Date : 14-06-27
[Seminar] Adrian Perrig, A Professor of the Swiss Federal Institute of Technology(ETH)
Author : Admin
Views : 2,842
Title: Lightweight Source Authentication and Path Validation

Speaker: Adrian Perrig Professor (Swiss Federal Institute of Technology Zurich)

Date: 2014. 7. 3, (Thu) 17:00~18:00

Location: 우정관 (Woojung Building), 208 lecture room, Korea University

In-network source authentication and path validation are fundamental primitives to construct higher-level security mechanisms such as DDoS mitigation, path compliance, packet attribution, or protection against flow redirection. Unfortunately, currently proposed solutions either fall short of addressing important security concerns or require a substantial amount of router overhead. In this paper, we propose lightweight, scalable, and secure protocols for shared key setup, source authentication, and path validation. Our prototype implementation demonstrates the efficiency and scalability of the protocols, especially for software-based implementations.

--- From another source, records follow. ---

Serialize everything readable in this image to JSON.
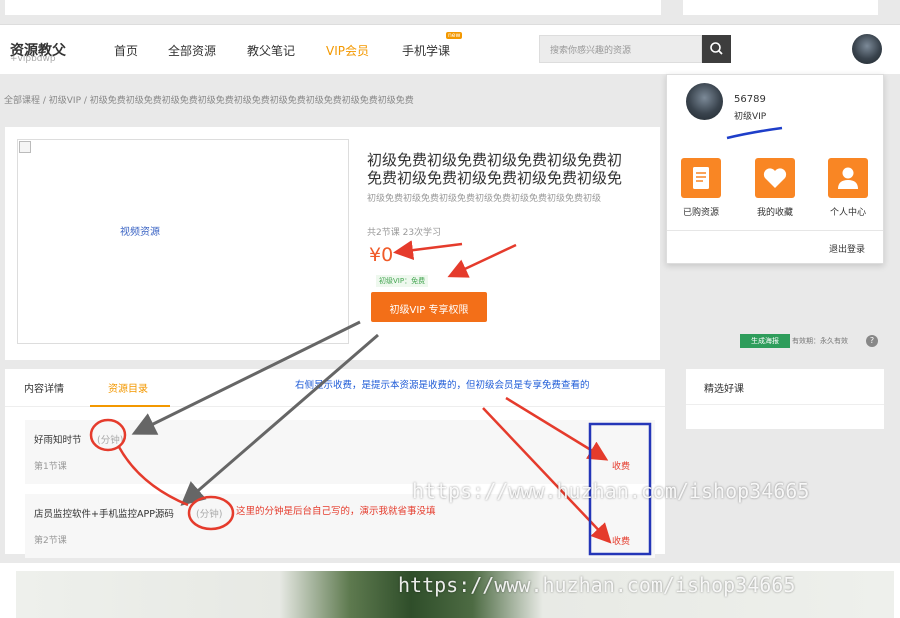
{
  "header": {
    "logo_main": "资源教父",
    "logo_sub": "+vipbdwp",
    "nav": [
      {
        "label": "首页"
      },
      {
        "label": "全部资源"
      },
      {
        "label": "教父笔记"
      },
      {
        "label": "VIP会员"
      },
      {
        "label": "手机学课"
      }
    ],
    "hot_badge": "new",
    "search_placeholder": "搜索你感兴趣的资源"
  },
  "breadcrumb": "全部课程 / 初级VIP / 初级免费初级免费初级免费初级免费初级免费初级免费初级免费初级免费初级免费",
  "resource": {
    "thumb_label": "视频资源",
    "title_line1": "初级免费初级免费初级免费初级免费初",
    "title_line2": "免费初级免费初级免费初级免费初级免",
    "subtitle": "初级免费初级免费初级免费初级免费初级免费初级免费初级",
    "meta": "共2节课 23次学习",
    "price": "¥0",
    "vip_tag": "初级VIP：免费",
    "vip_button": "初级VIP 专享权限",
    "poster_button": "生成海报",
    "valid": "有效期：永久有效",
    "help": "?"
  },
  "dropdown": {
    "user_id": "56789",
    "level": "初级VIP",
    "items": [
      {
        "label": "已购资源",
        "icon": "document-icon"
      },
      {
        "label": "我的收藏",
        "icon": "heart-icon"
      },
      {
        "label": "个人中心",
        "icon": "user-icon"
      }
    ],
    "logout": "退出登录"
  },
  "tabs": [
    {
      "label": "内容详情"
    },
    {
      "label": "资源目录"
    }
  ],
  "annotation_note": "右侧显示收费，是提示本资源是收费的，但初级会员是专享免费查看的",
  "lessons": [
    {
      "title": "好雨知时节",
      "unit": "(分钟)",
      "index": "第1节课",
      "fee": "收费"
    },
    {
      "title": "店员监控软件+手机监控APP源码",
      "unit": "(分钟)",
      "index": "第2节课",
      "fee": "收费"
    }
  ],
  "red_note": "这里的分钟是后台自己写的，演示我就省事没填",
  "sidebar": {
    "title": "精选好课"
  },
  "watermark": "https://www.huzhan.com/ishop34665",
  "colors": {
    "accent": "#f39800",
    "button": "#f36f18",
    "price": "#f05a28",
    "annotation_red": "#e53b2c",
    "annotation_blue": "#1e5bd7"
  }
}
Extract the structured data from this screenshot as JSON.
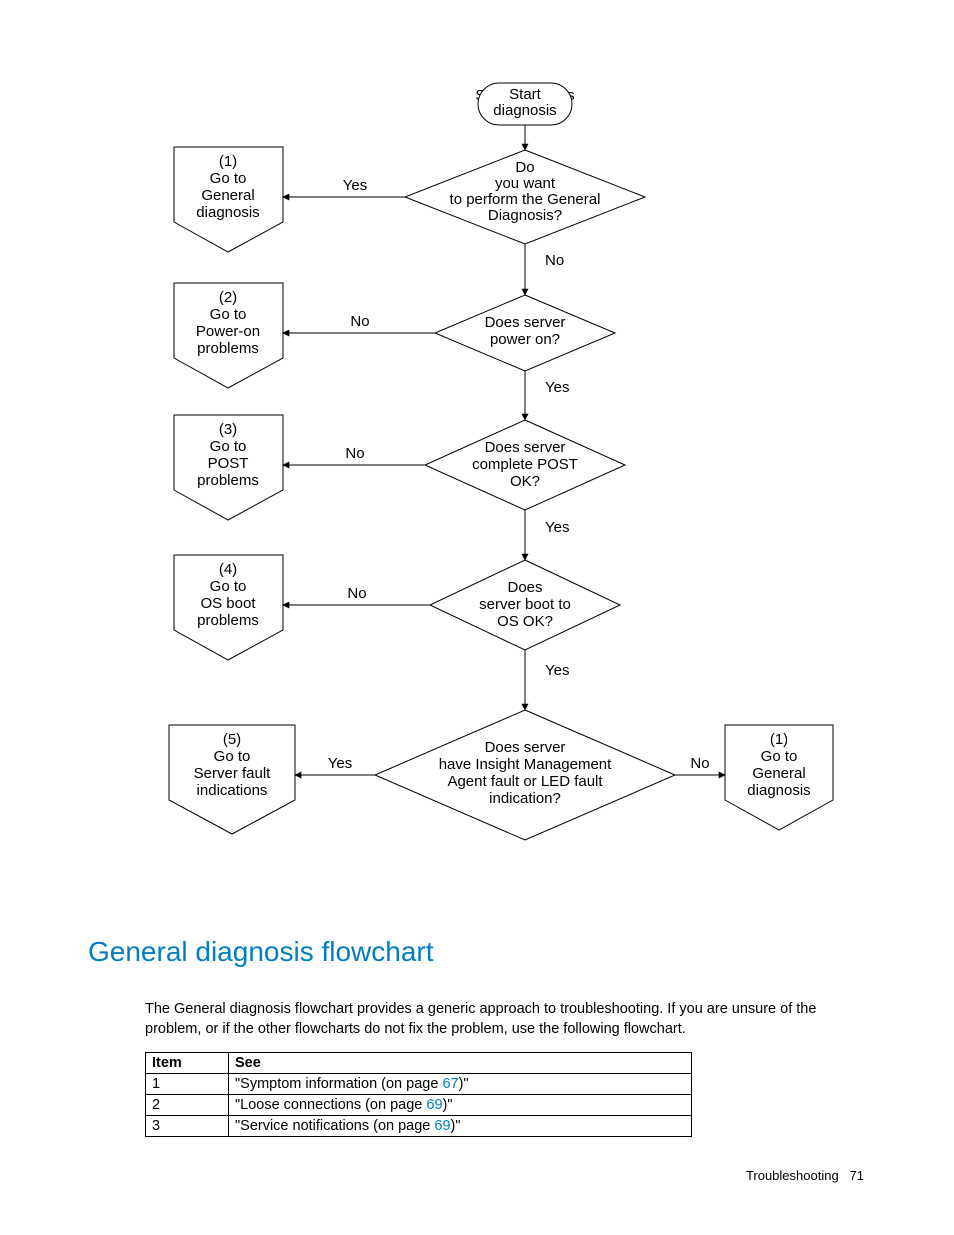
{
  "flow": {
    "start": "Start diagnosis",
    "q1": {
      "l1": "Do",
      "l2": "you want",
      "l3": "to perform the General",
      "l4": "Diagnosis?",
      "yes": "Yes",
      "no": "No"
    },
    "q2": {
      "l1": "Does server",
      "l2": "power on?",
      "yes": "Yes",
      "no": "No"
    },
    "q3": {
      "l1": "Does server",
      "l2": "complete POST",
      "l3": "OK?",
      "yes": "Yes",
      "no": "No"
    },
    "q4": {
      "l1": "Does",
      "l2": "server boot to",
      "l3": "OS OK?",
      "yes": "Yes",
      "no": "No"
    },
    "q5": {
      "l1": "Does server",
      "l2": "have Insight Management",
      "l3": "Agent fault or LED fault",
      "l4": "indication?",
      "yes": "Yes",
      "no": "No"
    },
    "o1": {
      "n": "(1)",
      "a": "Go to",
      "b": "General",
      "c": "diagnosis"
    },
    "o2": {
      "n": "(2)",
      "a": "Go to",
      "b": "Power-on",
      "c": "problems"
    },
    "o3": {
      "n": "(3)",
      "a": "Go to",
      "b": "POST",
      "c": "problems"
    },
    "o4": {
      "n": "(4)",
      "a": "Go to",
      "b": "OS boot",
      "c": "problems"
    },
    "o5": {
      "n": "(5)",
      "a": "Go to",
      "b": "Server fault",
      "c": "indications"
    },
    "o6": {
      "n": "(1)",
      "a": "Go to",
      "b": "General",
      "c": "diagnosis"
    }
  },
  "heading": "General diagnosis flowchart",
  "para": "The General diagnosis flowchart provides a generic approach to troubleshooting. If you are unsure of the problem, or if the other flowcharts do not fix the problem, use the following flowchart.",
  "table": {
    "head": {
      "item": "Item",
      "see": "See"
    },
    "rows": [
      {
        "item": "1",
        "pre": "\"Symptom information (on page ",
        "page": "67",
        "post": ")\""
      },
      {
        "item": "2",
        "pre": "\"Loose connections (on page ",
        "page": "69",
        "post": ")\""
      },
      {
        "item": "3",
        "pre": "\"Service notifications (on page ",
        "page": "69",
        "post": ")\""
      }
    ]
  },
  "footer": {
    "section": "Troubleshooting",
    "page": "71"
  }
}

Adrian Perrig is a Professor of Computer Science at the Department of Computer Science at the Swiss Federal Institute of Technology (ETH) in Zürich, where he leads the network security group. From 2002 to 2012, he was a Professor of Electrical and Computer Engineering, Engineering and Public Policy, and Computer Science (courtesy) at Carnegie Mellon University. He served as the technical director for Carnegie Mellon's Cybersecurity Laboratory (CyLab). He earned his Ph.D. degree in Computer Science from Carnegie Mellon University under the guidance of J. D. Tygar, and spent three years during his Ph.D. degree at the University of California at Berkeley. He received his B.Sc. degree in Computer Engineering from the Swiss Federal Institute of Technology in Lausanne (EPFL). He is a recipient of the NSF CAREER award in 2004, IBM faculty fellowships in 2004 and 2005, the Sloan research fellowship in 2006, the Security 7 award in the category of education by the Information Security Magazine in 2009, the Benjamin Richard Teare teaching award in 2011, and the ACM SIGSAC Outstanding Innovation Award in 2013. Adrian's research revolves around building secure systems -- in particular secure future Internet architectures.